At the time, Nawazesh was the commanding officer of the 10 Bengal Regiment. He received a phone call from Zia, who instructed Nawazesh to ensure the safety of Khaled Mosharraf and his companions. Nawazesh climbed on top of a jeep and ordered his troops not to harm Khaled Mosharraf. However, his troops were defiant and threatened to kill him if he tried to stop them.

Fearing for his life, Nawazesh did nothing to stop Captain Jalil and Captain Asad, who ordered their troops to kill Khaled Mosharraf, A.T.M. Haider, and Nazmul Huda. After these officers were killed, Nawazesh informed Zia of the incident, stating, "I am sorry sir, situation got out of hand".

Zia asked Nawazesh to preserve the bodies of Khaled Mosharraf, A.T.M. Haider, and Nazmul Huda.

== Death ==
Following the assassination of Ziaur Rahman on 30 May 1981, a number of army officers were arrested for their alleged involvement, including Nawazesh. While he was detained, Nawazesh was tortured. He was court-martialed and executed on 23 September 1981 in Comilla Prison. In his last letter to his wife, he wrote:
Dear Momy (Momtaz Nawazesh)
Take hundreds of millions of affection, love and caresses from me.

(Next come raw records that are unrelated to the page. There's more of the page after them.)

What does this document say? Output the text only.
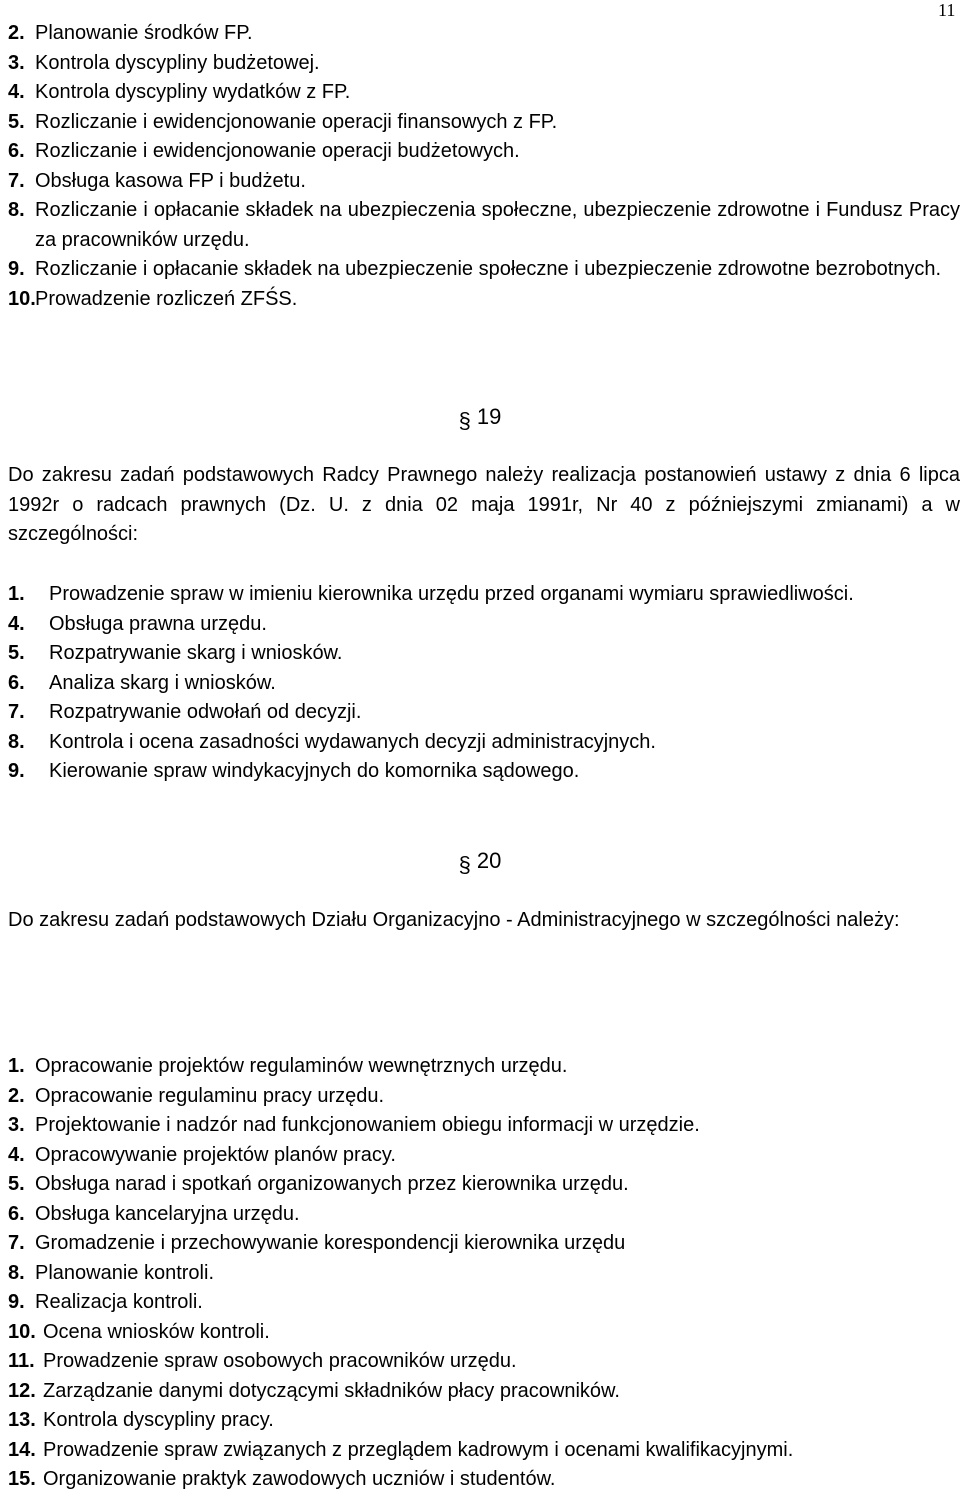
11
2. Planowanie środków FP.
3. Kontrola dyscypliny budżetowej.
4. Kontrola dyscypliny wydatków z FP.
5. Rozliczanie i ewidencjonowanie operacji finansowych z FP.
6. Rozliczanie i ewidencjonowanie operacji budżetowych.
7. Obsługa kasowa FP i budżetu.
8. Rozliczanie i opłacanie składek na ubezpieczenia społeczne, ubezpieczenie zdrowotne i Fundusz Pracy za pracowników urzędu.
9. Rozliczanie i opłacanie składek na ubezpieczenie społeczne i ubezpieczenie zdrowotne bezrobotnych.
10. Prowadzenie rozliczeń ZFŚS.
§ 19

Do zakresu zadań podstawowych Radcy Prawnego należy realizacja postanowień ustawy z dnia 6 lipca 1992r o radcach prawnych (Dz. U. z dnia 02 maja 1991r, Nr 40 z późniejszymi zmianami) a w szczególności:

1.	Prowadzenie spraw w imieniu kierownika urzędu przed organami wymiaru sprawiedliwości.
4.	Obsługa prawna urzędu.
5.	Rozpatrywanie skarg i wniosków.
6.	Analiza skarg i wniosków.
7.	Rozpatrywanie odwołań od decyzji.
8.	Kontrola i ocena zasadności wydawanych decyzji administracyjnych.
9.	Kierowanie spraw windykacyjnych do komornika sądowego.
§ 20

Do zakresu zadań podstawowych Działu Organizacyjno - Administracyjnego w szczególności należy:

1. Opracowanie projektów regulaminów wewnętrznych urzędu.
2. Opracowanie regulaminu pracy urzędu.
3. Projektowanie i nadzór nad funkcjonowaniem obiegu informacji w urzędzie.
4. Opracowywanie projektów planów pracy.
5. Obsługa narad i spotkań organizowanych przez kierownika urzędu.
6. Obsługa kancelaryjna urzędu.
7. Gromadzenie i przechowywanie korespondencji kierownika urzędu
8. Planowanie kontroli.
9. Realizacja kontroli.
10. Ocena wniosków kontroli.
11. Prowadzenie spraw osobowych pracowników urzędu.
12. Zarządzanie danymi dotyczącymi składników płacy pracowników.
13. Kontrola dyscypliny pracy.
14. Prowadzenie spraw związanych z przeglądem kadrowym i ocenami kwalifikacyjnymi.
15. Organizowanie praktyk zawodowych uczniów i studentów.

Ask everybody to pray for me so that Allah sends me to Heaven.

I am requesting you all to bury my body on the eastern side of my father's shrine.

My last entreaty to Allah is to keep you all happy. Give my unlimited affection and blessings to Rony, Rosy, Happy and Babu.  I will always pray for you. Blessings and greeting to you all.

Yours, Nawazesh He was buried in his birthplace, Muradpur, Comilla.